Ellen had shrunk away from him. “I don’t know why you’re putting me through all this,” she said, her voice full of bewilderment. “When you know—”’ she broke off, reaching for the tatters of her pride. “I’ve never asked you for anything. I’ve always known that you were going to America with Brigitta… and that no one who doesn’t understand about… enharmonic intervals and tritones… and species counterpoint can matter seriously to you. But—”’
“You’re so right,” interrupted Marek earnestly. “So absolutely right! The idea of sharing my bed and board with someone who doesn’t understand tritones and enharmonic intervals is absolutely abhorrent to me. I can conceive of nothing more dreadful. I am particularly attached to conversations about enharmonic intervals before breakfast-and species counterpoint too, though in general I prefer to discuss that in my bath.”
She looked up, trying to read his voice. He had bent down to pick up a tin punched with holes which he handed her.
“I’ve brought you a present.”
“Not a frog? Because I don’t kiss them, if you remember, so it would be a waste.”

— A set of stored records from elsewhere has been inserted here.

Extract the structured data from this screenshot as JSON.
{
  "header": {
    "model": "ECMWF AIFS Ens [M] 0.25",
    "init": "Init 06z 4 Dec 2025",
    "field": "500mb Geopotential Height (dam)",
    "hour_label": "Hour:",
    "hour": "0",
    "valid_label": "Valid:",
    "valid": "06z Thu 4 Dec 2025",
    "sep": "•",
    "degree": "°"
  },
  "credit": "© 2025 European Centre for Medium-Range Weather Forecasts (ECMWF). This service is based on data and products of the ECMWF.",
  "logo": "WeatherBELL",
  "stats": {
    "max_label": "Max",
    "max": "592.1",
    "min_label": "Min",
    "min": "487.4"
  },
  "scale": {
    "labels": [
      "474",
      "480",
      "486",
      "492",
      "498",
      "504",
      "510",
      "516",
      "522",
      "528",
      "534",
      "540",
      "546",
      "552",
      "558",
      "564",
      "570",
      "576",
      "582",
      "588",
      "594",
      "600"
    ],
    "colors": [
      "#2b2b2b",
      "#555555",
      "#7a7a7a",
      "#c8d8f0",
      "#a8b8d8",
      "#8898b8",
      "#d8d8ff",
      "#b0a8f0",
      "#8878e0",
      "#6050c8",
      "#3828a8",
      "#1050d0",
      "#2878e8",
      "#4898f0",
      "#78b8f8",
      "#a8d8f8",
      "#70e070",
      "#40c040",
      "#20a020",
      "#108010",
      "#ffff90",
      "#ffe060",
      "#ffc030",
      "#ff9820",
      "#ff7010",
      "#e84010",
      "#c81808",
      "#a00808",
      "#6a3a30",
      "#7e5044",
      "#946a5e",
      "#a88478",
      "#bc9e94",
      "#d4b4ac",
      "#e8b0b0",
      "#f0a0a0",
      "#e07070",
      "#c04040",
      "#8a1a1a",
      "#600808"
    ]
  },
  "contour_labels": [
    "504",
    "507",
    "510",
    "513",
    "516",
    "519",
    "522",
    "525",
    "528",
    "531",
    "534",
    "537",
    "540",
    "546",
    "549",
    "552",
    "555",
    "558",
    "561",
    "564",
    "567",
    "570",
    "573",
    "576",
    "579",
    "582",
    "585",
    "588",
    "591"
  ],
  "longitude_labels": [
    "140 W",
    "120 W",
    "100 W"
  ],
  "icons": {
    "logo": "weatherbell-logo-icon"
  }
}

“No, not a frog. Open it.”
She could not clearly see the flowers lying on the damp moss, but she could smell them-and Henny had been right. Only in heaven could one find such a scent.
“Sister Felicity told me where to look for them. I only brought a few; they’re getting rare.”
She couldn’t speak. Any other farewell present she could have taken lightly, but not this.
Marek had risen and now stood looking down at her.